Memory-Constrained Data Locality Optimization for Tensor Contractions

Alina Bibireata, Sandhya Krishnan, Gerald Baumgartner, Daniel Cociorva, Chi-Chung Lam, P. Sadayappan, J. Ramanujam, David E. Bernholdt, Venkatesh Choppella

To appear at 16th Workshop on Languages and Compilers for Parallel Computing (LCPC03), College Station, TX, 2-4 October 2003

Full Text, Printable Abstract.


Abstract

The accurate modeling of the electronic structure of atoms and molecules involves computationally intensive tensor contractions over large multi-dimensional arrays. Efficient computation of these contractions usually requires the generation of temporary intermediate arrays. These intermediates could be extremely large, requiring their storage on disk. However, the intermediates can often be generated and used in batches through appropriate loop fusion transformations.
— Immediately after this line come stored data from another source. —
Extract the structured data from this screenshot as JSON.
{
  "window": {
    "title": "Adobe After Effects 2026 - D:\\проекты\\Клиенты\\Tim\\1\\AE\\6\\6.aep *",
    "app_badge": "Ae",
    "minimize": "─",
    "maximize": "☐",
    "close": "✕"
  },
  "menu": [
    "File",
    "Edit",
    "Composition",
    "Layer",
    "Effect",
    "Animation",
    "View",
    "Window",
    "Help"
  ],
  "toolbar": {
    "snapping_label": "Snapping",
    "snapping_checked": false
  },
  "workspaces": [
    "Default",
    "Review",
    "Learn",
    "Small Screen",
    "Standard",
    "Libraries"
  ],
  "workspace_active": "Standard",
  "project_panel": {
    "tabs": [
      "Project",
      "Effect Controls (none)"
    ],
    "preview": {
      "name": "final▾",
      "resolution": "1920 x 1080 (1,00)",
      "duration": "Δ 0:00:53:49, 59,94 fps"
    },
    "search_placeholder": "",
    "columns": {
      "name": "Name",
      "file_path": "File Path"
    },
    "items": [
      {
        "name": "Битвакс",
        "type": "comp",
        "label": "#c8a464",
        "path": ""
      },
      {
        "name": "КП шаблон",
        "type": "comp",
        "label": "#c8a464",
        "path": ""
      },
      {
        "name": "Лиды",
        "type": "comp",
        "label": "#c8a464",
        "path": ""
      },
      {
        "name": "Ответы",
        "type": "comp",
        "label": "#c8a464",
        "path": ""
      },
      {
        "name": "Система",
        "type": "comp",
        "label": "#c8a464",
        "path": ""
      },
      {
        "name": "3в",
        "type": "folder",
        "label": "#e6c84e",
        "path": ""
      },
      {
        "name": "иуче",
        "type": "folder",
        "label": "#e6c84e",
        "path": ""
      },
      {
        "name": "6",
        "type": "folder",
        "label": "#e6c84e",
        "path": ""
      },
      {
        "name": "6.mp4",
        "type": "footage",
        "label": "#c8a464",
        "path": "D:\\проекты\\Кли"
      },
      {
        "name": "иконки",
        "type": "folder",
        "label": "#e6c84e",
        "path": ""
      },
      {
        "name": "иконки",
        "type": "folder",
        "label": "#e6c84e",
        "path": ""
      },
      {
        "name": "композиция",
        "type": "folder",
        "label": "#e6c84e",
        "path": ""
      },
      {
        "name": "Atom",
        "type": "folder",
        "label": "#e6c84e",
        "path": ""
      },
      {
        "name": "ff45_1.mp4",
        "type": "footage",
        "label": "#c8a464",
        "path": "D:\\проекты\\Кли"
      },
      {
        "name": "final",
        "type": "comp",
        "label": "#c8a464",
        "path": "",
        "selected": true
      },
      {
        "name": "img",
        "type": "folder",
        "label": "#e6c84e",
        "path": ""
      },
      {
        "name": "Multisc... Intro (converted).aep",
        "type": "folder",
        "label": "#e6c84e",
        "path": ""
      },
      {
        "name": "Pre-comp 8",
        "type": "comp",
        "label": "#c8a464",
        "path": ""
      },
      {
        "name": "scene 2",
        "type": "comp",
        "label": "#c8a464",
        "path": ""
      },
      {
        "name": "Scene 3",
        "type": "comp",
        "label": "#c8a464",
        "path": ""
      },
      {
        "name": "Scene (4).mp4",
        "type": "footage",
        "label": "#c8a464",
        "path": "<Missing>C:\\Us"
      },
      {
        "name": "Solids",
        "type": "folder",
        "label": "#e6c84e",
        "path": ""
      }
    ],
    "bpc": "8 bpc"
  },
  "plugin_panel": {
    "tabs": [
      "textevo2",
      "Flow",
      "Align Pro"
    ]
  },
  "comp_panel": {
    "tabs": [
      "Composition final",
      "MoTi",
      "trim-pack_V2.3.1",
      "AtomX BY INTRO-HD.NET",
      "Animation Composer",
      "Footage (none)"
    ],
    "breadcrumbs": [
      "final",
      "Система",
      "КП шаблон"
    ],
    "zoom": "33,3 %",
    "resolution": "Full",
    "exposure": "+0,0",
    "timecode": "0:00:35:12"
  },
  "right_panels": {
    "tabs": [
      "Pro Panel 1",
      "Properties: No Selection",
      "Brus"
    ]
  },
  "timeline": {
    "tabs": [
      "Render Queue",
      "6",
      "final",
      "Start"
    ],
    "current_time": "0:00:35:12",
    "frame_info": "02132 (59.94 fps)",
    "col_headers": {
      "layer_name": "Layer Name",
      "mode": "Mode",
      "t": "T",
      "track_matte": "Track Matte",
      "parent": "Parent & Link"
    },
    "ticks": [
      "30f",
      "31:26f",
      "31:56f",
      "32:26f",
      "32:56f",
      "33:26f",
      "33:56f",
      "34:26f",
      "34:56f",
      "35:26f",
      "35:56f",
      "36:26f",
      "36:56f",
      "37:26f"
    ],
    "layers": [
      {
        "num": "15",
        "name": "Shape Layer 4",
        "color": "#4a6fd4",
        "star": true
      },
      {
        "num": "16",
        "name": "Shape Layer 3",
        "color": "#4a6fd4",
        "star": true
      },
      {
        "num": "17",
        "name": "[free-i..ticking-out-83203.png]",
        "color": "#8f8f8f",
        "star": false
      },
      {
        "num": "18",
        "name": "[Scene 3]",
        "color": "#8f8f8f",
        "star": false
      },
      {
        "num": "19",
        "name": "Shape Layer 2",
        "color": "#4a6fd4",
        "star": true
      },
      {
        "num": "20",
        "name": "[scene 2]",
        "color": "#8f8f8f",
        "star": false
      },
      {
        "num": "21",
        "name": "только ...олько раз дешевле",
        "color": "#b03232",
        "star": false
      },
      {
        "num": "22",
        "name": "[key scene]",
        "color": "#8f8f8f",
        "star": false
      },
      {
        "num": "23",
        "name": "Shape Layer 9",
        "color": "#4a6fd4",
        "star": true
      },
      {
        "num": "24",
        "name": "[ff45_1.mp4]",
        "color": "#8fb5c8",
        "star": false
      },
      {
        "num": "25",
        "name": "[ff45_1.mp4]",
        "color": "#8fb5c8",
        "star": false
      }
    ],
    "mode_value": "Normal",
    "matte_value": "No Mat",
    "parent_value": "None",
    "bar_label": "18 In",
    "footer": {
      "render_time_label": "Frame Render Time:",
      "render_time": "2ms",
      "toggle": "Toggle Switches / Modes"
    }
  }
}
To optimize the performance of such computations a combination of loop fusion and loop tiling is required, so that the cost of disk I/O is minimized. In this paper, we address the memory-constrained data-locality optimization problem in the context of this class of computations. We develop an optimization framework to search among a space of fusion and tiling choices to minimize the data movement overhead. The effectiveness of the developed optimization approach is demonstrated on a computation representative of a component used in quantum chemistry suites.